Le complexe sportif de Caintin, à La Ricamarie, vibre désormais au rythme d'une révolution technologique. Sur la piste d'athlétisme, les nouveaux cadres en aluminium de Saint-Étienne Handisport permettent à des jeunes dont l'équilibre est fragile de s'élancer à toute allure.
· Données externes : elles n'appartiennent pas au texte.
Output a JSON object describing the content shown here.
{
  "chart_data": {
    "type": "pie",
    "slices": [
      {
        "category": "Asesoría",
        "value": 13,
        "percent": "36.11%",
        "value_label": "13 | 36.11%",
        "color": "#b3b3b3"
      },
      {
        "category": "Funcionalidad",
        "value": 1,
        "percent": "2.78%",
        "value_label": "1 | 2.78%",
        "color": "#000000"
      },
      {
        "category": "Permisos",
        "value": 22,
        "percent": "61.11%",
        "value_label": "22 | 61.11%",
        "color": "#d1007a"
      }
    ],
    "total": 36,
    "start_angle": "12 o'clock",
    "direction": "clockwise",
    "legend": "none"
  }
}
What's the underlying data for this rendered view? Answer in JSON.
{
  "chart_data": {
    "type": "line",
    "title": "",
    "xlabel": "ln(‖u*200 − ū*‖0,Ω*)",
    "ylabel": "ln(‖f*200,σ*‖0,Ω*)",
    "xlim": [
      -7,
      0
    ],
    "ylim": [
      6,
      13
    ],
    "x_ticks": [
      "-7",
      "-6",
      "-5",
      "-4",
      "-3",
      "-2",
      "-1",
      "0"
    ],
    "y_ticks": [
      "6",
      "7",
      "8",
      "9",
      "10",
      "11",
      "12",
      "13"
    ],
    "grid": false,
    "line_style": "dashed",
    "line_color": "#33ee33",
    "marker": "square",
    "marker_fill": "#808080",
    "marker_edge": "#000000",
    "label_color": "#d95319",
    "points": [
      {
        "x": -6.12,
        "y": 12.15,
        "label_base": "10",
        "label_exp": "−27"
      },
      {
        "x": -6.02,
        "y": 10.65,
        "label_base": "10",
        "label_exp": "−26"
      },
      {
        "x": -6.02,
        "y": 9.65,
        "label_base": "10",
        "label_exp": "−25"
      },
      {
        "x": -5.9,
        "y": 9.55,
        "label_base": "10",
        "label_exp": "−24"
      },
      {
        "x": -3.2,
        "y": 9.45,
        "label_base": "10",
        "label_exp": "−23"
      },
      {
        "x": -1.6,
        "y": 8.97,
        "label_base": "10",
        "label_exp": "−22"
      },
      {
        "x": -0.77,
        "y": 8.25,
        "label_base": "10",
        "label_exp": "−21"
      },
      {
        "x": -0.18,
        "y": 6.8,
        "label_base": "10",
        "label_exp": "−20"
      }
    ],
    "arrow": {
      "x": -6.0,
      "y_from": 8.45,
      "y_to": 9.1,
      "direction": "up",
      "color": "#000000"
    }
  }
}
Cette discipline, le frame running, change radicalement la donne pour les sportifs souffrant de troubles moteurs comme l'explique Gilles Dupas, le vice-président de Saint-Etienne Handisport : « Les personnes IMC ont souvent des problèmes d’équilibre et de motricité des membres inférieurs, donc le fait d’être assis sur un cadre de Frame Running, ça leur permet d’avoir une stabilité, une confiance, et d’avoir le sentiment de vitesse de la course à pied. »
La liberté à 20 km/h
Adil, 16 ans, illustre parfaitement ce changement de dimension. Depuis octobre dernier, il s'élance à la force des jambes sur cet appareil de pointe, atteignant des pointes à 20 km/h. S'il avoue qu'au début, il avait : « un peu peur », il confie aujourd'hui avec enthousiasme : « maintenant, ça me donne vraiment l’impression de courir ! » Ce sentiment de liberté retrouvée représente pourtant un investissement de plus de 7 000 euros pour l'achat de trois machines, un montant conséquent pour la structure stéphanoise qui doit adapter chaque matériel à la morphologie de ses coureurs.
Un élan solidaire vers 2028
Pour relever ce défi financier, le club peut compter sur le soutien fidèle du collectif Soleil Solidaire. Ce partenariat est vital, puisque selon Gilles Dupas, le repas solidaire organisé ce samedi au 2 rue des Adieux rapporte : « environ 2 000 euros, soit quasiment un frame runner sur les trois que l’on vient d’acheter. » L'enjeu dépasse largement le cadre local : ces investissements préparent l'avenir de ces sportifs, alors que la discipline s'apprête à faire son entrée historique aux Jeux Olympiques de Los Angeles en 2028.